5 WordPress Security Essentials
Blogging can be a lot of fun and there is nothing more thrilling than having people appreciate your hard work by leaving comments and passing the word around about how great your blog is. Unfortunately along with all of your great fans there are also just as many bad guys out there that would love to deface and hack your beautiful creation. Here are five basic security tips that you can easily implement on your WordPress blog to try and keep the bad guys out.
Use a Strong Password - Choosing a good strong password is one of the first and easiest defenses against being hacked. Choosing your partners first name is probably not the most secure password. While there are many differing opinions out there on what makes a secure password here are some things to keep in mind. Passwords that are longer than 8 characters and contain a combination of upper and lowercase letters, numbers, and symbols creates a stronger password. I often don’t use special characters but will make passwords at least 10 characters long. If you need to create a strong password and don’t already use a password manager check out this great tool from LastPass to generate a strong your password.
Protect the WordPress Admin Folder - Stopping the bad guys from getting into the WordPress admin folder in the first place is an excellent place to start to secure your blog. There are many different ways to increase the security of your WordPress admin folder including:
- Using the WordPress Plugin - htaccess password protection for wp-admin. Nothing like adding an extra layer of protection by using some Basic HTTP Authentication on the wp-admin folder.

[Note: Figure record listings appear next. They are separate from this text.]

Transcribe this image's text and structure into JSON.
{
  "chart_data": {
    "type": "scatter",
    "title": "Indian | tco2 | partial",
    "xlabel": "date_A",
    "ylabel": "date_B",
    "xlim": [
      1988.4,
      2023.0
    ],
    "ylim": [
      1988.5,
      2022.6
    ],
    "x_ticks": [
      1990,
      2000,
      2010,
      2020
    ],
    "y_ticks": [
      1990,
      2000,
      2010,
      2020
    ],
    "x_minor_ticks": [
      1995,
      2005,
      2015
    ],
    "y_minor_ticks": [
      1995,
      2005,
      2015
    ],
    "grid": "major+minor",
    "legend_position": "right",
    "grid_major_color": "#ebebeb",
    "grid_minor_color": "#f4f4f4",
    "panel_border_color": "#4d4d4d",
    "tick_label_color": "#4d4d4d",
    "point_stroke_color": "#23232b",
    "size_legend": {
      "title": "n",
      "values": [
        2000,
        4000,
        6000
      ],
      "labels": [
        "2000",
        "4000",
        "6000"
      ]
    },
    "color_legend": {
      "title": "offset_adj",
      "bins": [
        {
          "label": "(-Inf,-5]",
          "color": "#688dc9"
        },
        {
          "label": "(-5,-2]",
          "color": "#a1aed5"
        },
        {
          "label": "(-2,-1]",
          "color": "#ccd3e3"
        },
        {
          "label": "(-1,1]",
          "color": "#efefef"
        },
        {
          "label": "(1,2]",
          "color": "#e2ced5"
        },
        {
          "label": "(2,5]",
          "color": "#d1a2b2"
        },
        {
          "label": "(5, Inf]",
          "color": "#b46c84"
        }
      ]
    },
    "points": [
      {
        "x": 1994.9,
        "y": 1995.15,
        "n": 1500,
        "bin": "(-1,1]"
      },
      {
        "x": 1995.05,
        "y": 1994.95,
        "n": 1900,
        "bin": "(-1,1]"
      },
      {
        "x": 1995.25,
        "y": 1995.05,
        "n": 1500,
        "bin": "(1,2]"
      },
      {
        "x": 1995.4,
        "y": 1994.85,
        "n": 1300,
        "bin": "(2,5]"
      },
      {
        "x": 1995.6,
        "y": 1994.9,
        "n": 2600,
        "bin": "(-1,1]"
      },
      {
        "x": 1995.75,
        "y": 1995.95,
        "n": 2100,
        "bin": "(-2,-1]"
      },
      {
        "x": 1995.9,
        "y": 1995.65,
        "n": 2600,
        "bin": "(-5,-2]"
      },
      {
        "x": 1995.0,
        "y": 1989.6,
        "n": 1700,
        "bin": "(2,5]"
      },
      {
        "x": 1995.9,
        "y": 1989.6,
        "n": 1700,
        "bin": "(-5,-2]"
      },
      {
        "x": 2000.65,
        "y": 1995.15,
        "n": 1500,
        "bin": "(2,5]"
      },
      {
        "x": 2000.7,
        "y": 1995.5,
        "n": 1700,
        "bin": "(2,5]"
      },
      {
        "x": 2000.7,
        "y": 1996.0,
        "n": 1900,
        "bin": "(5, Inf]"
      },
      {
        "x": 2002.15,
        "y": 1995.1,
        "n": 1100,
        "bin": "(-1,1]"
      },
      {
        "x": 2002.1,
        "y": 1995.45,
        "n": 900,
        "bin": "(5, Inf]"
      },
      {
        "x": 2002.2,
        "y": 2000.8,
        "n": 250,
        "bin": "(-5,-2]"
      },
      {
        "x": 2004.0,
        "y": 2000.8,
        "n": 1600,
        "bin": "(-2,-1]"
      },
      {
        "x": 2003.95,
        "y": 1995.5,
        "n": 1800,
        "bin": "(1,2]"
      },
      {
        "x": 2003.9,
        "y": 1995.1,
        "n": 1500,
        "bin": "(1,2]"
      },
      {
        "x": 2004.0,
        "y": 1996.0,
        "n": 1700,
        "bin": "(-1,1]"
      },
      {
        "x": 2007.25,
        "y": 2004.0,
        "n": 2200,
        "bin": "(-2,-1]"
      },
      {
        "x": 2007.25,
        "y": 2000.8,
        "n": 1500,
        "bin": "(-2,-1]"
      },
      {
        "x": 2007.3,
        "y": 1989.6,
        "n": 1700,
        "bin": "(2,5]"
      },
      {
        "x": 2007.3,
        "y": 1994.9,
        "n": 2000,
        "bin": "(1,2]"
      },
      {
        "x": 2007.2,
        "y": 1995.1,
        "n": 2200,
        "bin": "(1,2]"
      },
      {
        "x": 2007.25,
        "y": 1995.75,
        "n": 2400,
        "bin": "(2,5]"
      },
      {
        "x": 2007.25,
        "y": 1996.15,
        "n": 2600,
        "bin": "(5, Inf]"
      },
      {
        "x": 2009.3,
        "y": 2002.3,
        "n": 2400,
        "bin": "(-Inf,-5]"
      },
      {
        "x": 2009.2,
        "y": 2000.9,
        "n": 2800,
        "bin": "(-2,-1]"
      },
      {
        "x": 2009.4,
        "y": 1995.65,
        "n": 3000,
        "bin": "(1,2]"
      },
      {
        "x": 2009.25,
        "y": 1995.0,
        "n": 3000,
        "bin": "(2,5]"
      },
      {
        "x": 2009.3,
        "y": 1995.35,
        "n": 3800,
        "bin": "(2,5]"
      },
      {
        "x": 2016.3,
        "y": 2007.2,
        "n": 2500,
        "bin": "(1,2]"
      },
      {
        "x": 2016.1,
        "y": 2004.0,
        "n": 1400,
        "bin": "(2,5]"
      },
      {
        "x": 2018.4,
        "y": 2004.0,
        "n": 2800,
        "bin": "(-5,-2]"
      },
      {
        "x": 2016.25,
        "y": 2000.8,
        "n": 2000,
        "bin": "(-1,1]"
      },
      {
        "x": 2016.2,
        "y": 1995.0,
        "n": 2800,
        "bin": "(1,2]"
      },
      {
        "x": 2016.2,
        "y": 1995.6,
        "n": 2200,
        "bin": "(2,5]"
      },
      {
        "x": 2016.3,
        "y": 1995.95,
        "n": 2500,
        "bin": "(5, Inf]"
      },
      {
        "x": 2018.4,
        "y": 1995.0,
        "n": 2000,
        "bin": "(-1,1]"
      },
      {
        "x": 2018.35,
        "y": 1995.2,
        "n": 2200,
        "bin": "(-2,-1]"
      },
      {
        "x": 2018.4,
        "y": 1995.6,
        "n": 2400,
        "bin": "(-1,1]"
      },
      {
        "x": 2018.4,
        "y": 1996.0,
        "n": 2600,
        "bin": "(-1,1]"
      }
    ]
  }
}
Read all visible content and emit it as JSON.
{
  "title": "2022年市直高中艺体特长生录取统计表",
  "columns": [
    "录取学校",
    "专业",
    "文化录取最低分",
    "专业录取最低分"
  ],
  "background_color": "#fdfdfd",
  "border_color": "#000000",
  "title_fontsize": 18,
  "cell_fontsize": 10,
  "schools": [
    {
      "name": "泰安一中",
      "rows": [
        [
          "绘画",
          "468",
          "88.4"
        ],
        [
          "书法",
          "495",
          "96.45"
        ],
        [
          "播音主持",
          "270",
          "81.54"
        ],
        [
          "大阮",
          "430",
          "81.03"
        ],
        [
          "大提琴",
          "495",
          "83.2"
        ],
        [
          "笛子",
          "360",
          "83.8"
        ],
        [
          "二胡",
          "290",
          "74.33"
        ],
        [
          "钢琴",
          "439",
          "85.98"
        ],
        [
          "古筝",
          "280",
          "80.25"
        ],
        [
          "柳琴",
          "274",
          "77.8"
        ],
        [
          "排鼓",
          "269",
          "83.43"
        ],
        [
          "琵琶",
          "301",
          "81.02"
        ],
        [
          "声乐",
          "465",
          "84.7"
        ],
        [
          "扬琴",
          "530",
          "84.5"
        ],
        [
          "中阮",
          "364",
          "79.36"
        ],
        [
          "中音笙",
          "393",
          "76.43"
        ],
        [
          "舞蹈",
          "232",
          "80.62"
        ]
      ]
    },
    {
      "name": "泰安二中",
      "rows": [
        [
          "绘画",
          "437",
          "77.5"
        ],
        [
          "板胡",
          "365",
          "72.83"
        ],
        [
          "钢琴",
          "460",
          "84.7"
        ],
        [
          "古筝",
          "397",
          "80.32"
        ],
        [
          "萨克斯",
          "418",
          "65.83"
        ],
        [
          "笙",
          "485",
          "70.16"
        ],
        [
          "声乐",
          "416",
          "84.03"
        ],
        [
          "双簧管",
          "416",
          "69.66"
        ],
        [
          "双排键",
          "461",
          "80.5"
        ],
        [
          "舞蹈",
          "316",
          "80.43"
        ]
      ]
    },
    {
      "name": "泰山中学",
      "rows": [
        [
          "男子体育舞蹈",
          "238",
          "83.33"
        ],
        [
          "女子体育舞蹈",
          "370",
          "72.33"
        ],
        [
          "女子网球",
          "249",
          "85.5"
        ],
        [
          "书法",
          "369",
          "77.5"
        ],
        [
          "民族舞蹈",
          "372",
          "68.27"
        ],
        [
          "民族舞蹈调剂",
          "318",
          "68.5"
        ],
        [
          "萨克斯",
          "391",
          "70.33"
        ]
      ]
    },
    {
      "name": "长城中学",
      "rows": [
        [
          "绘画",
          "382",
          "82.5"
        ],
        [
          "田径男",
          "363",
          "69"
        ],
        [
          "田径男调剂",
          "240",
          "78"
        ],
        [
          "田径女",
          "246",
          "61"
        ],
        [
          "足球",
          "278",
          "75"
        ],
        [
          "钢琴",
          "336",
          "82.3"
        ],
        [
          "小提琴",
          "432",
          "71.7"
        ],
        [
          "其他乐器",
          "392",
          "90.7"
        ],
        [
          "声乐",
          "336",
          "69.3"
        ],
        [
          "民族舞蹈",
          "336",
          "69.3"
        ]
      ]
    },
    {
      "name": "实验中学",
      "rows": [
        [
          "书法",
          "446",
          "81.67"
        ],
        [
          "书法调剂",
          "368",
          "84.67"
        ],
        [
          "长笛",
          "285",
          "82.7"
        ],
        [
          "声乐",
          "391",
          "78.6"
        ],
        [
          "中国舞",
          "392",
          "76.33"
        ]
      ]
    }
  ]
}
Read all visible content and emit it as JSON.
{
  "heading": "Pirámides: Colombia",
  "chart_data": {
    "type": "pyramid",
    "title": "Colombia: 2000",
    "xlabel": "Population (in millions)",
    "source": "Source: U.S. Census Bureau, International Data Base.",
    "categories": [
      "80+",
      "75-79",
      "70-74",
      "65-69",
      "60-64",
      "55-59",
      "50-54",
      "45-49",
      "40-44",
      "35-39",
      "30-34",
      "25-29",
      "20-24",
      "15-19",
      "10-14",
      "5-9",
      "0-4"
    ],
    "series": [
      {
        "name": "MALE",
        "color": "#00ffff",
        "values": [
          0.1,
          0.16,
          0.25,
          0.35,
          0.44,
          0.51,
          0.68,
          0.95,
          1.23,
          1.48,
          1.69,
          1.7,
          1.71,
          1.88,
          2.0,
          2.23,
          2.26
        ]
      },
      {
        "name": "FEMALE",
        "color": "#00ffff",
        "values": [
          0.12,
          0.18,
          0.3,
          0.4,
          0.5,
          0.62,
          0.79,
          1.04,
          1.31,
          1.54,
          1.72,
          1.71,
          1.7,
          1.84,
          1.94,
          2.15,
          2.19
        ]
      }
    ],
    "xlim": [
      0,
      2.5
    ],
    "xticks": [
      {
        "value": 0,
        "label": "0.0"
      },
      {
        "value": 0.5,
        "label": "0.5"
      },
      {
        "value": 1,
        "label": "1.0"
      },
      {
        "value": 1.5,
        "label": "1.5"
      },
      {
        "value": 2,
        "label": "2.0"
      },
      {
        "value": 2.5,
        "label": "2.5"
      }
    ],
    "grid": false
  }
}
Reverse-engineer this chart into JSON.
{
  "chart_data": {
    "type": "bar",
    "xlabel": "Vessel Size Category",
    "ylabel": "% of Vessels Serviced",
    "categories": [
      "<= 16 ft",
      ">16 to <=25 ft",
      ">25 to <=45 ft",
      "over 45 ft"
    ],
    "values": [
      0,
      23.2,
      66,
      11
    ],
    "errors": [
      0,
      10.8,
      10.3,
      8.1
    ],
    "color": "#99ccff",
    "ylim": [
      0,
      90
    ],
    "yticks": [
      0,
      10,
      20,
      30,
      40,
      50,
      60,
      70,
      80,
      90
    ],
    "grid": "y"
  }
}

- Using the Login LockDown - WordPress Security Plugin to ban ip addresses from accessing the wp-admin login if they have had 3 failed login attempts within 5 minutes.
- Deny access to the WordPress admin folder by ip address. You can read more about this method over on Reuben Yau’s post Protecting the Wordpress wp-admin folder.
Deny Access to Other Folders - Many web hosts by default allow people to browse a folder if there is no default index.html file. This can be a security concern for folders like your WordPress plugins folder. You can prevent people from snooping in these folders by adding blank index.html files or setting up an htaccess file to prevent browsing of folders without indexes. You can read more on All Tips and Tricks.
Remove the WordPress Version - Many hackers are looking for vulnerable WordPress installs. You can slow them down by removing the WordPress version that is included in most themes by default. If you don’t want to dig around in the code of your theme you can install Blog Security’s bs-wp-noversion plugin: Removes WordPress Version to remove the WordPress version for you.
Update WordPress - Perhaps one of the easiest security essential to keeping your WordPress blog secure is to keep an eye on your WordPress dashboard for announcements of new releases of WordPress and to update your install as soon as you can. The same also goes for the plugins you run. WordPress 2.3 and up notify you when plugins have been updated. Take the time to update your plugins regularly to keep security concerns down to a minimum.
A very valuable page to read is the Hardening WordPress over at WordPress.org. By doing some very simple things you can make it more difficult for the bad guys to ruin your day by defacing or hacking your blog. A few minutes spent on these items can save you hours if your blog gets hacked. If the bad guys do happen to get in, restoring your blog is much easier if you have a recent backup of your website.